American academic historian

James Alexander Robertson (August 19, 1873 - March 20, 1939) was an American academic historian, archivist, translator and bibliographer. He is most noted for his contributions to the history and historiography of the Philippines and other former territorial possessions of the Viceroyalty of New Spain.

==Life==
James Alexander Robertson was born 1873 in Corry, Pennsylvania. He was the sixth of eight children born to Canadian parents, who became naturalized U.S. citizens after relocating to Corry in 1866. His father, John McGregor Robertson, was a building contractor originally from Verulam, Ontario, near Peterborough. His mother, Elizabeth Borrowman Robertson, had emigrated to Canada from her native Scotland as a child.

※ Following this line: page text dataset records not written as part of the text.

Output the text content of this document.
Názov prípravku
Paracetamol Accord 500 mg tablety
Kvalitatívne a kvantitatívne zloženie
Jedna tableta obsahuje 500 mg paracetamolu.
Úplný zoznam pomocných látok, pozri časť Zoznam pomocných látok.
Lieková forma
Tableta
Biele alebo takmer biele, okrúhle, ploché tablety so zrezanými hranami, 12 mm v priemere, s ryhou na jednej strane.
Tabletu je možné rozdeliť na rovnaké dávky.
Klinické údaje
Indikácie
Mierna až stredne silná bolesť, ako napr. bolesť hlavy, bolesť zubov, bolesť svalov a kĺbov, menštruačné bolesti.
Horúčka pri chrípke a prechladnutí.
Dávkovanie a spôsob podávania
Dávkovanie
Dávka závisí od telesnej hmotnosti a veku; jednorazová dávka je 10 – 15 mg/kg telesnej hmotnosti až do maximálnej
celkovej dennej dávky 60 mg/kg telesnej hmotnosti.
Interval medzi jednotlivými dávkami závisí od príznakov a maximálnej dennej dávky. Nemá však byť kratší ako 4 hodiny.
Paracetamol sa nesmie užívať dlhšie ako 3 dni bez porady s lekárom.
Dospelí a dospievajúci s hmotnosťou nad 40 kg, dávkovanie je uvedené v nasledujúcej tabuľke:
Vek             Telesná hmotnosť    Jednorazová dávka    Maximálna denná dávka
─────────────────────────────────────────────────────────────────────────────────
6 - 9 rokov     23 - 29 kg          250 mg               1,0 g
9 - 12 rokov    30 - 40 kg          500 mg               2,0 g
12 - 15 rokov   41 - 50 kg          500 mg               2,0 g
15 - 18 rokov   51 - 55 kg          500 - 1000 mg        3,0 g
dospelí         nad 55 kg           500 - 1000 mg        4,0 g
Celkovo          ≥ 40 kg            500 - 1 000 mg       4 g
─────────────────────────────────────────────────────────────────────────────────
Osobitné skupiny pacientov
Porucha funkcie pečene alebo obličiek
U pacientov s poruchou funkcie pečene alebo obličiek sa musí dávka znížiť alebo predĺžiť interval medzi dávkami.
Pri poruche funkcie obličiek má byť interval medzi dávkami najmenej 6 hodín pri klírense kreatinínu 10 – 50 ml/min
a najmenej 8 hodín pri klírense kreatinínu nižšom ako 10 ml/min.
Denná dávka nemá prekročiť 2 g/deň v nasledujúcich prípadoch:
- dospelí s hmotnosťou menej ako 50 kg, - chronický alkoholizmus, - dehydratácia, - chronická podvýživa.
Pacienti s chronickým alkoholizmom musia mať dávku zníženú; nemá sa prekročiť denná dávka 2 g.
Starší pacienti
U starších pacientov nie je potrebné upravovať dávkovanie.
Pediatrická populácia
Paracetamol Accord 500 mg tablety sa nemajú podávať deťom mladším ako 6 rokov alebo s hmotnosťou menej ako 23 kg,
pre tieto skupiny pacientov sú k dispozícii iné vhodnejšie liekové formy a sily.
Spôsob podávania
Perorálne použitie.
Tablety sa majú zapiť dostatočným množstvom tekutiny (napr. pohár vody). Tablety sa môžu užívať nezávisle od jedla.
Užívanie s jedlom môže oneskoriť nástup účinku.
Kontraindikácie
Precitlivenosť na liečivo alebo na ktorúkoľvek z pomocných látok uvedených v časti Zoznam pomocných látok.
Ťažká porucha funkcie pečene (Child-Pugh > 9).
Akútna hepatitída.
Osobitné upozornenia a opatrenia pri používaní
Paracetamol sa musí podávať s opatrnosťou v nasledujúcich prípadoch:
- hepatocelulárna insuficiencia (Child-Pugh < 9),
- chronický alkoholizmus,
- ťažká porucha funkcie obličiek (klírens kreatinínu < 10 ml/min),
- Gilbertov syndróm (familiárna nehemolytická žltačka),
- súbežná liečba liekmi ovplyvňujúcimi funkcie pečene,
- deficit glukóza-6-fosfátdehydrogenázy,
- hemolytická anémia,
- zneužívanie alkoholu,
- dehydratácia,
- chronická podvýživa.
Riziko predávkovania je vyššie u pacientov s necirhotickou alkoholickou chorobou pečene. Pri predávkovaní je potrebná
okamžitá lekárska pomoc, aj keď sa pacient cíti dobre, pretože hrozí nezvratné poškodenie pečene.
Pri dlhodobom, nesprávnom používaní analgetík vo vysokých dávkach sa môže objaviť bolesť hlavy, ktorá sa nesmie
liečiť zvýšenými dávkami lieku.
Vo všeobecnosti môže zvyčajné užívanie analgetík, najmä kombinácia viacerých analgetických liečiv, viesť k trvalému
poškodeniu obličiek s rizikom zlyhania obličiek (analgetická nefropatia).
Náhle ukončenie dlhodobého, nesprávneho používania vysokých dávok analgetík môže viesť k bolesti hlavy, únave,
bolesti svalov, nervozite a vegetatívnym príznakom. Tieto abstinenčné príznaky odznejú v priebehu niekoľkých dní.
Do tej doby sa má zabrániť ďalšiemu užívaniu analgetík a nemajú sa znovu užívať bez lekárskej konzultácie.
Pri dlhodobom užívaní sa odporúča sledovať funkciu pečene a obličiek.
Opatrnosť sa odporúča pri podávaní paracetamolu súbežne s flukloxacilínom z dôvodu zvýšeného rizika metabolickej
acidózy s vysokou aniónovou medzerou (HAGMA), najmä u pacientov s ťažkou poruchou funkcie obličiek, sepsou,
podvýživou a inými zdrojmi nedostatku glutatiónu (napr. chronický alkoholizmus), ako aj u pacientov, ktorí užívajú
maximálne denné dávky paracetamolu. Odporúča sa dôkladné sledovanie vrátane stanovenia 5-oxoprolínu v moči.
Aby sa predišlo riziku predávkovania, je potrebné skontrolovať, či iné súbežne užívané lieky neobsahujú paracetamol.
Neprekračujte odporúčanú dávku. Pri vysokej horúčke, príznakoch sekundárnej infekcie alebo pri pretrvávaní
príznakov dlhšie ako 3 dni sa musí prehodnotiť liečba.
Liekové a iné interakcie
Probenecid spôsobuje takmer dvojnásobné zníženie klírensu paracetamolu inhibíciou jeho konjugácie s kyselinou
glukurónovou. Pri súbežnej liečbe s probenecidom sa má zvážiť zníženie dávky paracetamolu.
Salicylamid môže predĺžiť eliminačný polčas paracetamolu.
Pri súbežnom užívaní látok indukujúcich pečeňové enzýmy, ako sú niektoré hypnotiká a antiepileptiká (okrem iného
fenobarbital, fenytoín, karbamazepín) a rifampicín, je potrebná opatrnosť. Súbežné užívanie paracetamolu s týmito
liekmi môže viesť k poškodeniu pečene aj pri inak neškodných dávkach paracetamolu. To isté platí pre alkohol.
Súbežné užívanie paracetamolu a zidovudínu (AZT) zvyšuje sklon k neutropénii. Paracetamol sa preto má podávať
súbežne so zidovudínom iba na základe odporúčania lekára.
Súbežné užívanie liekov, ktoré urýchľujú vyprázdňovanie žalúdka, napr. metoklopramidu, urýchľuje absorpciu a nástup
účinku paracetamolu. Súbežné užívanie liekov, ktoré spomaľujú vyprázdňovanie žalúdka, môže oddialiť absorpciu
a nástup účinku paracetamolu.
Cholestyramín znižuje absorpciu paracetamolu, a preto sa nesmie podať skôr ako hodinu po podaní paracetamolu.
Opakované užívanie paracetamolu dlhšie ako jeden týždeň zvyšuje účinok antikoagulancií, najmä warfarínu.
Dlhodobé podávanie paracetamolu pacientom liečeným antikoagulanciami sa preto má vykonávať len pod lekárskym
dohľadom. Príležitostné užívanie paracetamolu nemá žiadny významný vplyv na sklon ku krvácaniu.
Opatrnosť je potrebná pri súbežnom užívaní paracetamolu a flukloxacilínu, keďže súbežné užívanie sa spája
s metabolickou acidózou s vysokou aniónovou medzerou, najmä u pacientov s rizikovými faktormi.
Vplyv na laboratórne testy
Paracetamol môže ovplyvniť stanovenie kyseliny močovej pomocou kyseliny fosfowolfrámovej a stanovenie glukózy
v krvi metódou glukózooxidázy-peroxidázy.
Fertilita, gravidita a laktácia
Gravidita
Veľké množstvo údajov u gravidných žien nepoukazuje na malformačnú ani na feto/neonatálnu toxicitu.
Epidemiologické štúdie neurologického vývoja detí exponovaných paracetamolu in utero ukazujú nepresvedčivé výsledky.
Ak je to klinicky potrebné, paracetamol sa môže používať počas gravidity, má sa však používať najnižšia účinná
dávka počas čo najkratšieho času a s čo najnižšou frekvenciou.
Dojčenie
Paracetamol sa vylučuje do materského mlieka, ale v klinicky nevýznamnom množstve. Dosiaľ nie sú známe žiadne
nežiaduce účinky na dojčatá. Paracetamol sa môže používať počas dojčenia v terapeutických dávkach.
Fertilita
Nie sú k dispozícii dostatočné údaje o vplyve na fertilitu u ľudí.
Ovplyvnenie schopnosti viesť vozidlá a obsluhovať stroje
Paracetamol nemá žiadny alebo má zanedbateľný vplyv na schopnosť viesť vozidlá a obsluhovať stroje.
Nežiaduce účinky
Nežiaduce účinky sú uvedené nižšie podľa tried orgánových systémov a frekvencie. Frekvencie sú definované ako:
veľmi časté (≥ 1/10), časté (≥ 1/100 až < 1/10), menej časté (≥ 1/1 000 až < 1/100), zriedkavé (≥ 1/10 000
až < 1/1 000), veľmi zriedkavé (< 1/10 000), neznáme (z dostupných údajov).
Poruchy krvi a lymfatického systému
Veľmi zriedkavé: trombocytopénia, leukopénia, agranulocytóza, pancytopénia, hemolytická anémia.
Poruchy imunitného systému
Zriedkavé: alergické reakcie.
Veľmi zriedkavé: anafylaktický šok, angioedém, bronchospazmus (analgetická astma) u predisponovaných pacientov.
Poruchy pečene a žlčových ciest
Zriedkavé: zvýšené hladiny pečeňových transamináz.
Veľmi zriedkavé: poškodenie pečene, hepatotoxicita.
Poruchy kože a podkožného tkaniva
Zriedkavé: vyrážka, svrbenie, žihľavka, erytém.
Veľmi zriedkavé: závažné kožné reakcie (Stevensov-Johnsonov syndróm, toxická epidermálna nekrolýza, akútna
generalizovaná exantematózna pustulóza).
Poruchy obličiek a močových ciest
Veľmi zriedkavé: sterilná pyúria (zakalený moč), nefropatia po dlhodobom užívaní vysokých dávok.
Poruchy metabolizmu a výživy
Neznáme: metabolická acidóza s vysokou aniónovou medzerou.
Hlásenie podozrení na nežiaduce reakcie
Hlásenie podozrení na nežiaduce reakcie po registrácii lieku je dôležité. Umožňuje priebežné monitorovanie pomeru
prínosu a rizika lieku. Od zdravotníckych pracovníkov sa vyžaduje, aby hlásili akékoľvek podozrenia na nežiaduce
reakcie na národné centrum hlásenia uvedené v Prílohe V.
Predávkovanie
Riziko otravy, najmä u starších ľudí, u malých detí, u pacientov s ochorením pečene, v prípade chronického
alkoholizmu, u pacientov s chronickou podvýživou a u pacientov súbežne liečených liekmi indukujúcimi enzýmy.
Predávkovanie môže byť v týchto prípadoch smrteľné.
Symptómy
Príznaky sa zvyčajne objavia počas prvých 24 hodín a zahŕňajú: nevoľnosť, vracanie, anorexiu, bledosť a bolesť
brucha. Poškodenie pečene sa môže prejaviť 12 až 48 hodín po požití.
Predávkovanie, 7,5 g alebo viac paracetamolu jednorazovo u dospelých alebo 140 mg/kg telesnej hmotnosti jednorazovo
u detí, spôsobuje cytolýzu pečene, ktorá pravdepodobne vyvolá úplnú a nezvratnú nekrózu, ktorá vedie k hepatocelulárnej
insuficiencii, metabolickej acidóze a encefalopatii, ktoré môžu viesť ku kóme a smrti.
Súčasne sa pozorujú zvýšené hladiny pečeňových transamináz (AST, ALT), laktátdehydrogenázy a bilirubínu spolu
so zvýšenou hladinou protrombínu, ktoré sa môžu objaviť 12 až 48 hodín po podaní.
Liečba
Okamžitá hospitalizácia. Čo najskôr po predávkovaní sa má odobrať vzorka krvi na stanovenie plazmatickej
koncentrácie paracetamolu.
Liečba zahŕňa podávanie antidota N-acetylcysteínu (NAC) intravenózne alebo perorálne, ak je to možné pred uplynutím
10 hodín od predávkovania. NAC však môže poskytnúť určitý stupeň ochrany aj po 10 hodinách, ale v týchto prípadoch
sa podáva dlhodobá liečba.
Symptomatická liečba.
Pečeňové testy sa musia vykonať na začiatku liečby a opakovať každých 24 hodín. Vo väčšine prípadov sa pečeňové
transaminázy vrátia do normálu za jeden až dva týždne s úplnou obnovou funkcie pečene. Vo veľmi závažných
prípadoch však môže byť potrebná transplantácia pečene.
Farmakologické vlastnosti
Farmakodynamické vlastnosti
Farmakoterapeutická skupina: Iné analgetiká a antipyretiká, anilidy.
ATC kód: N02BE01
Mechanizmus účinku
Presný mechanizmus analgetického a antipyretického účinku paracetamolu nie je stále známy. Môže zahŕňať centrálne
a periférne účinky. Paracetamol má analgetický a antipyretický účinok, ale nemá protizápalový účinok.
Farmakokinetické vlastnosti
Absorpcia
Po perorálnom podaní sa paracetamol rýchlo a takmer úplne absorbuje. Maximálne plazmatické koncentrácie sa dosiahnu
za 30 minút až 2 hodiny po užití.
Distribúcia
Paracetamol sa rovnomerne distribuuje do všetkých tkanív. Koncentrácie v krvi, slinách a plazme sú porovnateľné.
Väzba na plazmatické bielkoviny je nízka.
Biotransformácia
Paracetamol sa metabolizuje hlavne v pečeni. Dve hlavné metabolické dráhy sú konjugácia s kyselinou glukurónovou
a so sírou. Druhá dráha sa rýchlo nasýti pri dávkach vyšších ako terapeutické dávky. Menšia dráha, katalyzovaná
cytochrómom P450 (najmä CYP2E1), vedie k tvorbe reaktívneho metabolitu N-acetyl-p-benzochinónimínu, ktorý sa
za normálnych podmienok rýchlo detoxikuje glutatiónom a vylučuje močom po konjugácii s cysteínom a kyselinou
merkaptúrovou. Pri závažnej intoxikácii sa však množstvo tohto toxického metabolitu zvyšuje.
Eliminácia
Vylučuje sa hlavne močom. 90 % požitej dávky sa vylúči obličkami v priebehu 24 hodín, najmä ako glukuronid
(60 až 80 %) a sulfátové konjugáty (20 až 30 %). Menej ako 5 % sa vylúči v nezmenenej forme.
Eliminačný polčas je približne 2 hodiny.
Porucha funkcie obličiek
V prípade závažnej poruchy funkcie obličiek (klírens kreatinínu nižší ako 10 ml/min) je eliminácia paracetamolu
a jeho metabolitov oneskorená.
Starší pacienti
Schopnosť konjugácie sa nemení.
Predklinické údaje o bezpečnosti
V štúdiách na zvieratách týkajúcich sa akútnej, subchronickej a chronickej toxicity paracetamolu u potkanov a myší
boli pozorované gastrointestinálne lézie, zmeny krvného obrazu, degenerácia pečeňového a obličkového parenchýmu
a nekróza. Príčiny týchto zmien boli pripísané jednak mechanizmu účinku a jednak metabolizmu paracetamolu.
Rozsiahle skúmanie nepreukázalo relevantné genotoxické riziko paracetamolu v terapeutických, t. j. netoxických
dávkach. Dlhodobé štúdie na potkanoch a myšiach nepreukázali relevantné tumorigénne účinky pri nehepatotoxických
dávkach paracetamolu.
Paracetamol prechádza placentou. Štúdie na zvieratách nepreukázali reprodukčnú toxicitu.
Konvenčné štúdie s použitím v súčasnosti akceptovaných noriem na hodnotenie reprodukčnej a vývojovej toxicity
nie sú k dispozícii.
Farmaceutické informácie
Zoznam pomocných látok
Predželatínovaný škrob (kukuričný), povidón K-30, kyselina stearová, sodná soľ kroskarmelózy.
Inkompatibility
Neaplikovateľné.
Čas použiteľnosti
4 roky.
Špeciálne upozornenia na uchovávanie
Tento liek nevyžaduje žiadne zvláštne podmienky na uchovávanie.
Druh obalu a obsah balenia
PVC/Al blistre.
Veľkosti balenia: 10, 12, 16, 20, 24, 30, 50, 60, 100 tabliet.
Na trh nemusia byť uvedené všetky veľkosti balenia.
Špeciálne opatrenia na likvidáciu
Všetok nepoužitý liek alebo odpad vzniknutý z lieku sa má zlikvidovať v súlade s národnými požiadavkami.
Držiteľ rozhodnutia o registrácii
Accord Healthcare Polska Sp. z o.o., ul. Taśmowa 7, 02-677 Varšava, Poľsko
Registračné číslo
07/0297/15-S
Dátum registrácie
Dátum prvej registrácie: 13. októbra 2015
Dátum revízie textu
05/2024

Robertson's mother died when he was seven. Three years later he and his family moved to Cleveland, Ohio, where James completed his secondary education.

In 1892 he enrolled for graduate studies at Western Reserve University's Adelbert College. He majored in the study of Romance languages, specializing in Old French, and was awarded his Bachelor of Philosophy degree from Western Reserve in 1896.

In 1902 Robertson became involved in the compilation of a massive multivolume work on the history of the Philippines, initially called The Philippine Islands, 1493-1803.

On the completion of the Philippine Islands project Robertson went to the Carnegie Institution of Washington to work in its historical research department (1909–10). In 1910 he moved to Manila and became bibliographer and librarian at the National Library of the Philippines for the next six years. During his time in the Philippines Robertson was instrumental in establishing library science as a discipline for instruction at the University of the Philippines.

Robertson returned to the U.S. and Washington in 1917, taking up a position with the federal Department of Commerce. In 1918 Robertson was the founding editor of the Hispanic American Historical Review, an academic journal devoted to Latin American and Hispanic history. He remained the journal's editor-in-chief until his death.

In 1923 he gained a position as professor at Stetson University in DeLand, Florida, and lectured there for the next ten years. In 1935 he moved to Annapolis, Maryland, as the archivist for the Maryland State Archives' Hall of Records.

Robertson died three years later on March 20, 1939, in Annapolis.